Things changed quite a bit after TNG with the start of Voyager and Deep Space 9, two programs that began after Roddenberry’s death. Many Trekkies believe this was a good thing, as they believe that Roddenberry would have hated what they did to his brain-child. DS9 especially would have irked him, as the show highlighted the corruption and dark underbelly of the Federation, showing them to be far from the perfect utopia Roddenberry had wanted. Both programs showed their respective main characters getting their hands dirty to do whatever they had to for what was right. This would have annoyed the man who legitimately made a rule during the first season of TNG stating that none of the main characters would enter into conflict themselves.
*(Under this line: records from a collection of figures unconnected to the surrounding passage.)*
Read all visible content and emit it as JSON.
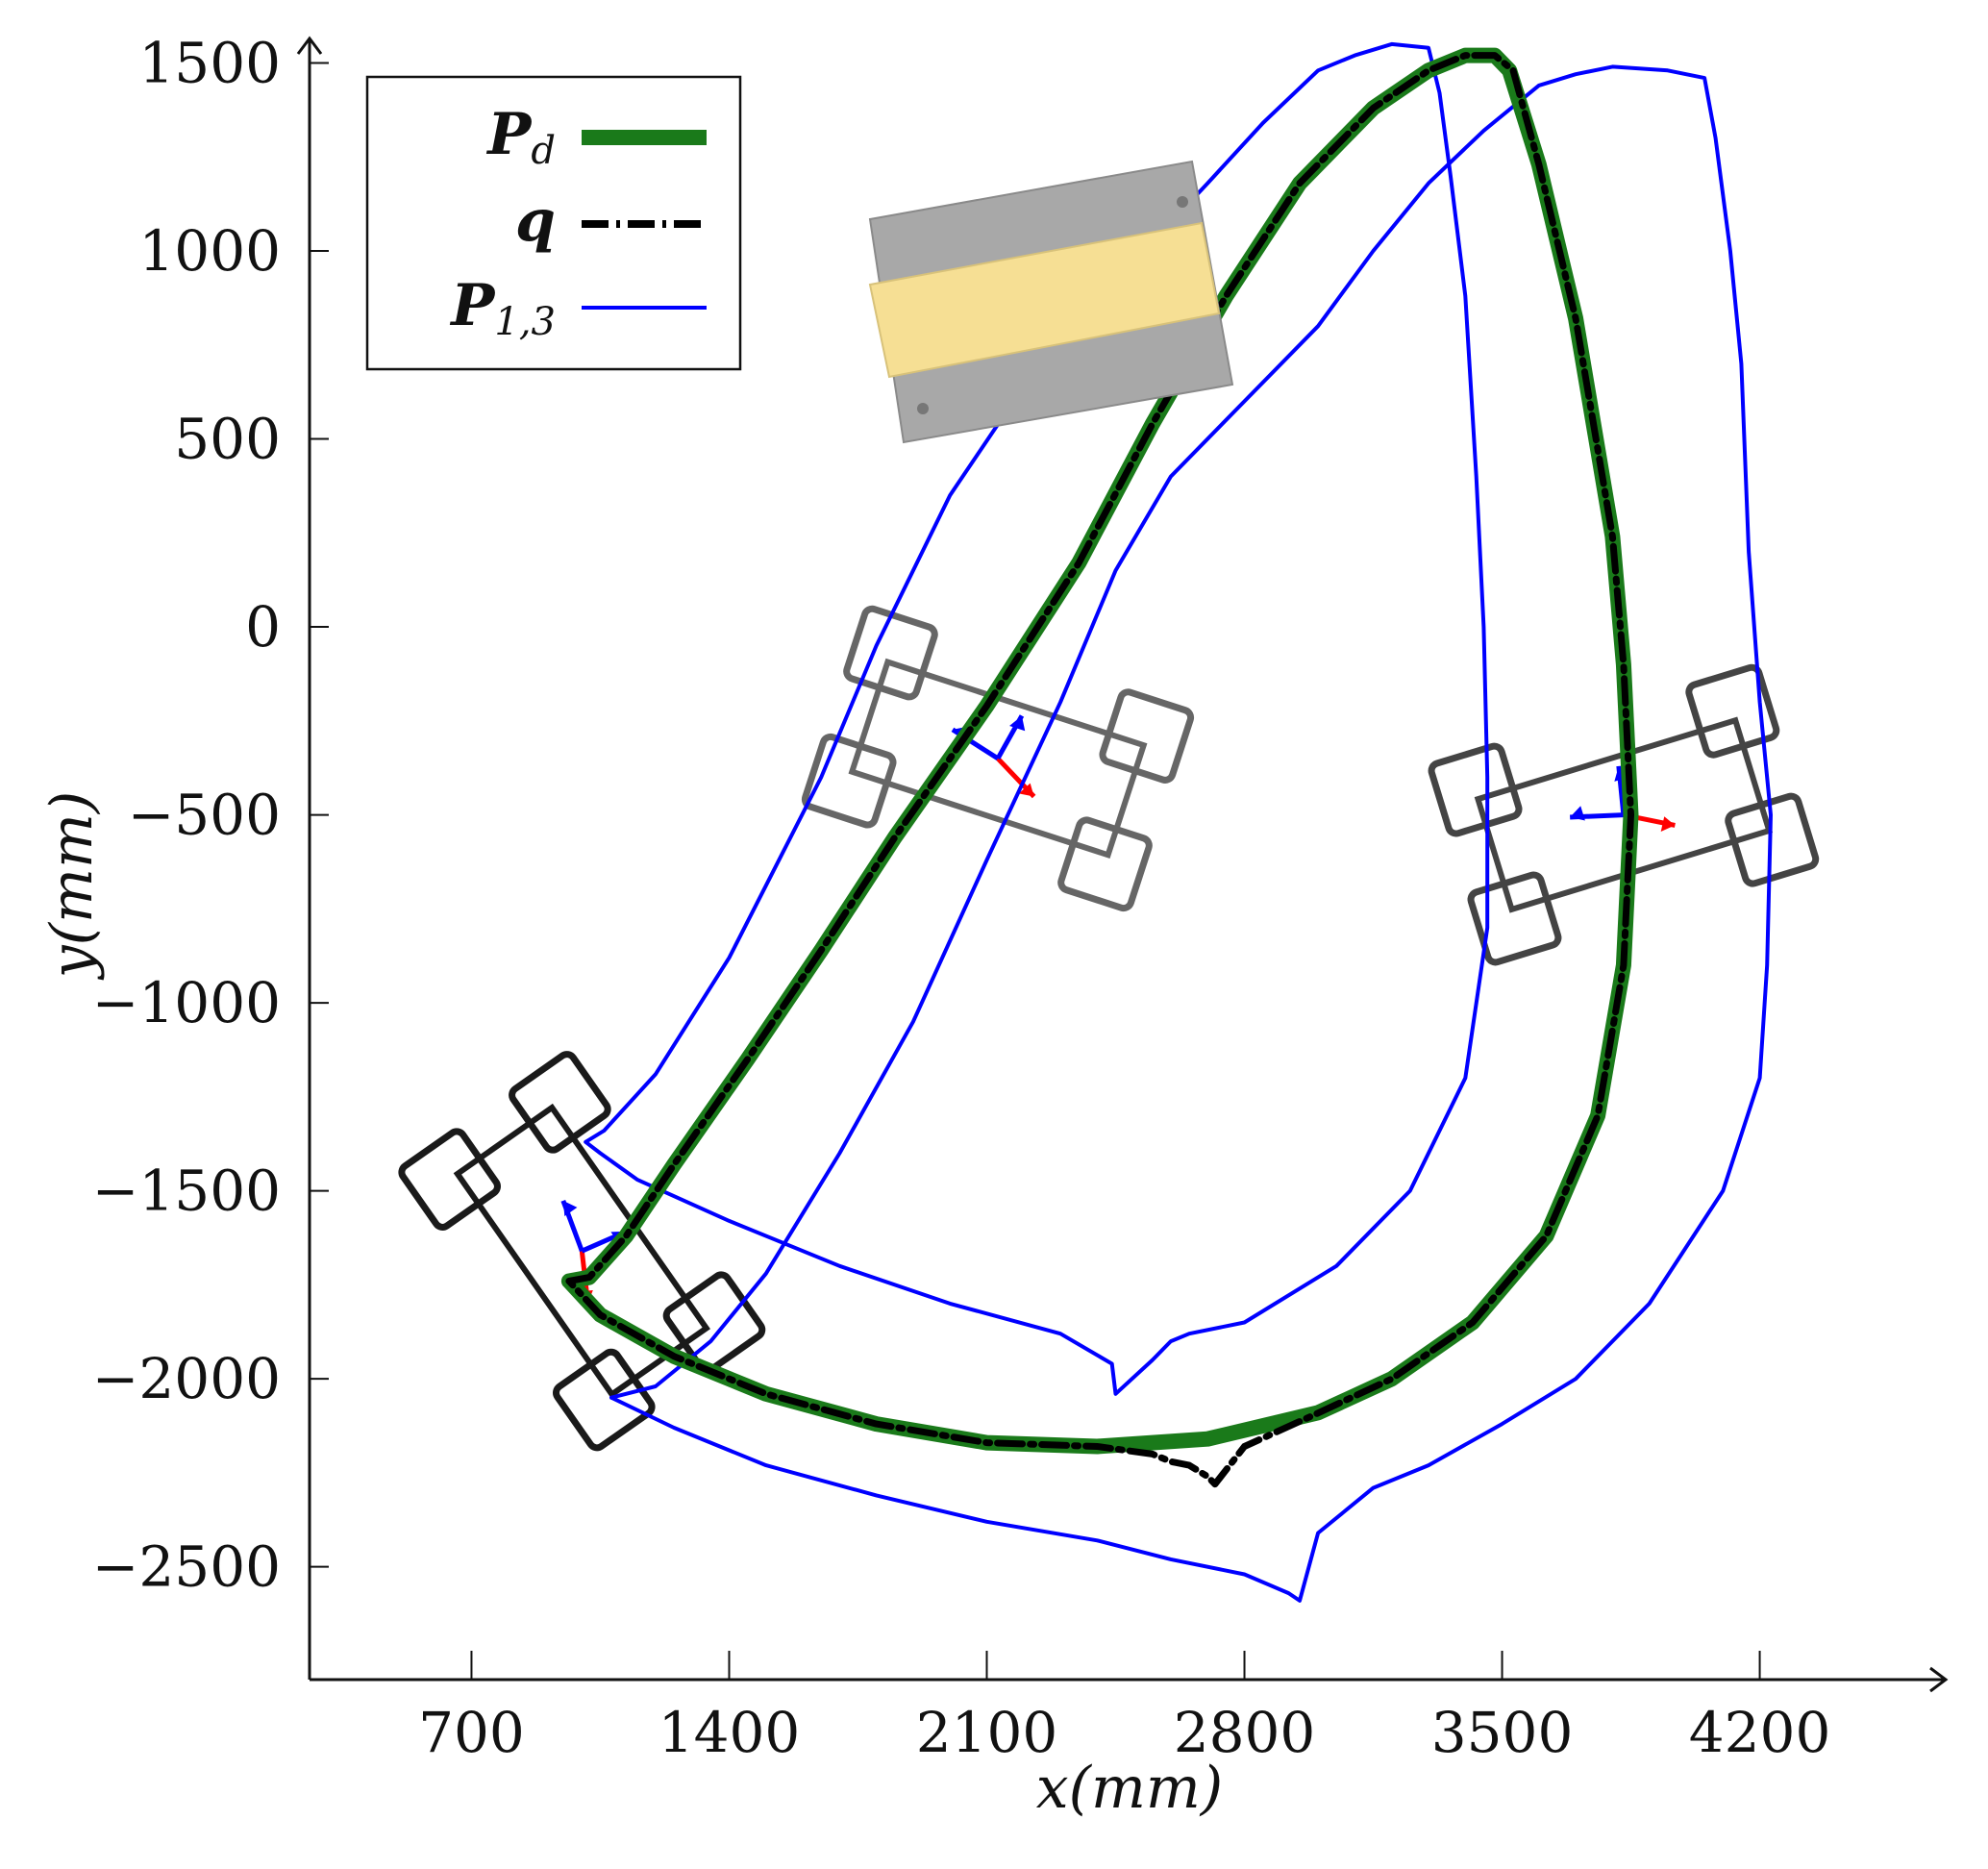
{
  "chart_data": {
    "type": "line",
    "title": "",
    "xlabel": "x(mm)",
    "ylabel": "y(mm)",
    "xlim": [
      260,
      4700
    ],
    "ylim": [
      -2800,
      1560
    ],
    "xticks": [
      700,
      1400,
      2100,
      2800,
      3500,
      4200
    ],
    "yticks": [
      1500,
      1000,
      500,
      0,
      -500,
      -1000,
      -1500,
      -2000,
      -2500
    ],
    "xtick_labels": [
      "700",
      "1400",
      "2100",
      "2800",
      "3500",
      "4200"
    ],
    "ytick_labels": [
      "1500",
      "1000",
      "500",
      "0",
      "−500",
      "−1000",
      "−1500",
      "−2000",
      "−2500"
    ],
    "grid": false,
    "legend_position": "top-left",
    "colors": {
      "desired": "#1a7a1a",
      "actual": "#000000",
      "boundary": "#0000ff",
      "frame_x": "#ff0000",
      "frame_y": "#0000ff",
      "robot_dark": "#1a1a1a",
      "robot_mid": "#444444",
      "robot_light": "#666666"
    },
    "legend": [
      {
        "key": "desired",
        "main": "P",
        "sub": "d",
        "style": "thick solid green"
      },
      {
        "key": "actual",
        "main": "q",
        "sub": "",
        "style": "dash-dot black"
      },
      {
        "key": "boundary",
        "main": "P",
        "sub": "1,3",
        "style": "thin solid blue"
      }
    ],
    "series": [
      {
        "key": "desired",
        "points": [
          [
            965,
            -1740
          ],
          [
            1020,
            -1730
          ],
          [
            1120,
            -1620
          ],
          [
            1250,
            -1430
          ],
          [
            1450,
            -1150
          ],
          [
            1650,
            -860
          ],
          [
            1850,
            -560
          ],
          [
            2100,
            -210
          ],
          [
            2350,
            170
          ],
          [
            2550,
            540
          ],
          [
            2750,
            880
          ],
          [
            2950,
            1180
          ],
          [
            3150,
            1380
          ],
          [
            3300,
            1480
          ],
          [
            3400,
            1520
          ],
          [
            3480,
            1520
          ],
          [
            3520,
            1480
          ],
          [
            3600,
            1230
          ],
          [
            3700,
            820
          ],
          [
            3800,
            240
          ],
          [
            3830,
            -100
          ],
          [
            3850,
            -500
          ],
          [
            3830,
            -900
          ],
          [
            3760,
            -1300
          ],
          [
            3620,
            -1620
          ],
          [
            3420,
            -1850
          ],
          [
            3200,
            -2000
          ],
          [
            3000,
            -2090
          ],
          [
            2700,
            -2160
          ],
          [
            2400,
            -2180
          ],
          [
            2100,
            -2170
          ],
          [
            1800,
            -2120
          ],
          [
            1500,
            -2040
          ],
          [
            1250,
            -1940
          ],
          [
            1050,
            -1830
          ],
          [
            965,
            -1740
          ]
        ]
      },
      {
        "key": "actual",
        "points": [
          [
            965,
            -1740
          ],
          [
            1020,
            -1730
          ],
          [
            1120,
            -1620
          ],
          [
            1250,
            -1430
          ],
          [
            1450,
            -1150
          ],
          [
            1650,
            -860
          ],
          [
            1850,
            -560
          ],
          [
            2100,
            -210
          ],
          [
            2350,
            170
          ],
          [
            2550,
            540
          ],
          [
            2750,
            880
          ],
          [
            2950,
            1180
          ],
          [
            3150,
            1380
          ],
          [
            3300,
            1480
          ],
          [
            3400,
            1520
          ],
          [
            3480,
            1520
          ],
          [
            3530,
            1480
          ],
          [
            3600,
            1230
          ],
          [
            3700,
            820
          ],
          [
            3800,
            240
          ],
          [
            3830,
            -100
          ],
          [
            3850,
            -500
          ],
          [
            3830,
            -900
          ],
          [
            3760,
            -1300
          ],
          [
            3620,
            -1620
          ],
          [
            3420,
            -1850
          ],
          [
            3200,
            -2000
          ],
          [
            2980,
            -2100
          ],
          [
            2800,
            -2180
          ],
          [
            2720,
            -2280
          ],
          [
            2700,
            -2260
          ],
          [
            2650,
            -2230
          ],
          [
            2600,
            -2220
          ],
          [
            2550,
            -2200
          ],
          [
            2400,
            -2180
          ],
          [
            2100,
            -2170
          ],
          [
            1800,
            -2120
          ],
          [
            1500,
            -2040
          ],
          [
            1250,
            -1940
          ],
          [
            1050,
            -1830
          ],
          [
            965,
            -1740
          ]
        ]
      },
      {
        "key": "boundary",
        "points": [
          [
            1010,
            -1370
          ],
          [
            1060,
            -1340
          ],
          [
            1200,
            -1190
          ],
          [
            1400,
            -880
          ],
          [
            1650,
            -400
          ],
          [
            1800,
            -50
          ],
          [
            2000,
            350
          ],
          [
            2200,
            640
          ],
          [
            2450,
            920
          ],
          [
            2700,
            1180
          ],
          [
            2850,
            1340
          ],
          [
            3000,
            1480
          ],
          [
            3100,
            1520
          ],
          [
            3200,
            1550
          ],
          [
            3300,
            1540
          ],
          [
            3330,
            1420
          ],
          [
            3360,
            1200
          ],
          [
            3400,
            880
          ],
          [
            3430,
            400
          ],
          [
            3450,
            0
          ],
          [
            3460,
            -400
          ],
          [
            3460,
            -800
          ],
          [
            3400,
            -1200
          ],
          [
            3250,
            -1500
          ],
          [
            3050,
            -1700
          ],
          [
            2800,
            -1850
          ],
          [
            2650,
            -1880
          ],
          [
            2600,
            -1900
          ],
          [
            2550,
            -1950
          ],
          [
            2450,
            -2040
          ],
          [
            2440,
            -1960
          ],
          [
            2300,
            -1880
          ],
          [
            2000,
            -1800
          ],
          [
            1700,
            -1700
          ],
          [
            1400,
            -1580
          ],
          [
            1150,
            -1470
          ],
          [
            1050,
            -1400
          ],
          [
            1010,
            -1370
          ]
        ]
      },
      {
        "key": "boundary",
        "points": [
          [
            1080,
            -2050
          ],
          [
            1200,
            -2020
          ],
          [
            1350,
            -1900
          ],
          [
            1500,
            -1720
          ],
          [
            1700,
            -1400
          ],
          [
            1900,
            -1050
          ],
          [
            2100,
            -620
          ],
          [
            2300,
            -200
          ],
          [
            2450,
            150
          ],
          [
            2600,
            400
          ],
          [
            2800,
            600
          ],
          [
            3000,
            800
          ],
          [
            3150,
            1000
          ],
          [
            3300,
            1180
          ],
          [
            3450,
            1320
          ],
          [
            3600,
            1440
          ],
          [
            3700,
            1470
          ],
          [
            3800,
            1490
          ],
          [
            3950,
            1480
          ],
          [
            4050,
            1460
          ],
          [
            4080,
            1300
          ],
          [
            4120,
            1000
          ],
          [
            4150,
            700
          ],
          [
            4170,
            200
          ],
          [
            4200,
            -200
          ],
          [
            4230,
            -500
          ],
          [
            4220,
            -900
          ],
          [
            4200,
            -1200
          ],
          [
            4100,
            -1500
          ],
          [
            3900,
            -1800
          ],
          [
            3700,
            -2000
          ],
          [
            3500,
            -2120
          ],
          [
            3300,
            -2230
          ],
          [
            3150,
            -2290
          ],
          [
            3000,
            -2410
          ],
          [
            2950,
            -2590
          ],
          [
            2920,
            -2570
          ],
          [
            2800,
            -2520
          ],
          [
            2600,
            -2480
          ],
          [
            2400,
            -2430
          ],
          [
            2100,
            -2380
          ],
          [
            1800,
            -2310
          ],
          [
            1500,
            -2230
          ],
          [
            1250,
            -2130
          ],
          [
            1080,
            -2050
          ]
        ]
      }
    ],
    "robots": [
      {
        "center": [
          1000,
          -1660
        ],
        "angle_deg": -55,
        "color": "robot_dark"
      },
      {
        "center": [
          2130,
          -350
        ],
        "angle_deg": -18,
        "color": "robot_light"
      },
      {
        "center": [
          3830,
          -500
        ],
        "angle_deg": 17,
        "color": "robot_mid"
      }
    ]
  }
}
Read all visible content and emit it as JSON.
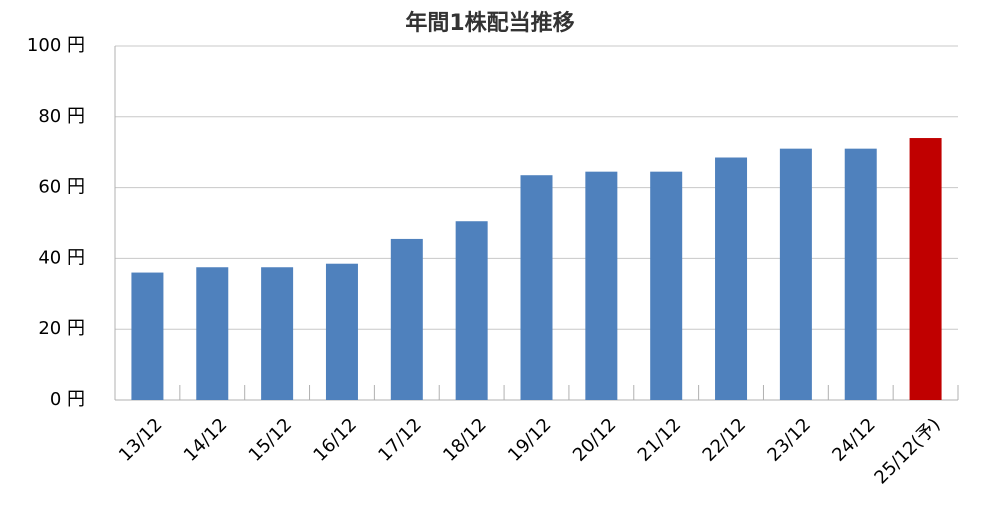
{
  "chart_data": {
    "type": "bar",
    "title": "年間1株配当推移",
    "categories": [
      "13/12",
      "14/12",
      "15/12",
      "16/12",
      "17/12",
      "18/12",
      "19/12",
      "20/12",
      "21/12",
      "22/12",
      "23/12",
      "24/12",
      "25/12(予)"
    ],
    "values": [
      36,
      37.5,
      37.5,
      38.5,
      45.5,
      50.5,
      63.5,
      64.5,
      64.5,
      68.5,
      71,
      71,
      74
    ],
    "colors": [
      "#4f81bd",
      "#4f81bd",
      "#4f81bd",
      "#4f81bd",
      "#4f81bd",
      "#4f81bd",
      "#4f81bd",
      "#4f81bd",
      "#4f81bd",
      "#4f81bd",
      "#4f81bd",
      "#4f81bd",
      "#c00000"
    ],
    "ylim": [
      0,
      100
    ],
    "yticks": [
      {
        "value": 0,
        "label": "0 円"
      },
      {
        "value": 20,
        "label": "20 円"
      },
      {
        "value": 40,
        "label": "40 円"
      },
      {
        "value": 60,
        "label": "60 円"
      },
      {
        "value": 80,
        "label": "80 円"
      },
      {
        "value": 100,
        "label": "100 円"
      }
    ],
    "grid": true
  }
}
This continues into the very modern iterations into the franchise, with Picard,Strange New Worlds, and most importantly Star Trek: Discovery, a show filled with the gritty realism the other shows fail to fully portray. It shows a petty humanity, one of humans who have failed and who are struggling to survive a violent universe, who rely more so on luck than they do technological or societal advancements. While, according to fans, the show did get better, it is still tarnished by its first season, which was at heart a story of war and mediocre action sequences. Roddenberry wanted the Federation to be what everyone in the universe should strive to be. In his vision, conflict and issues arose from those not “advanced” enough to adopt humanity's new values, not the idea that the Federation was potentially as bad as anyone else, or that it really is human to err.

While it’s easy to state the many reasons why Roddenberry would have disliked modern day Star Trek, it’s not quite fair to say they don’t still uphold his original vision for the show. As Roddenberry became less and less involved with the shows, they changed in order to survive and appeal to mainstream audiences. In a lot of cases, this meant that they veered away from substance and relied more on action. But at their heart, every Star Trek series has focused on the philosophy of kindness. Every series has contained valuable life lessons about doing the right thing no matter the cost. Roddenberry's vision is present within them all, each and every time a moment of empathy or kindness is shown, from choosing not to fire at a supposed enemy, to sacrificing oneself to save soundless others. It is perhaps not that the humans of the future are perfect like Roddenberry wanted, rather, that they continue to try to be — a lesson that humanity can learn well before the 24th century.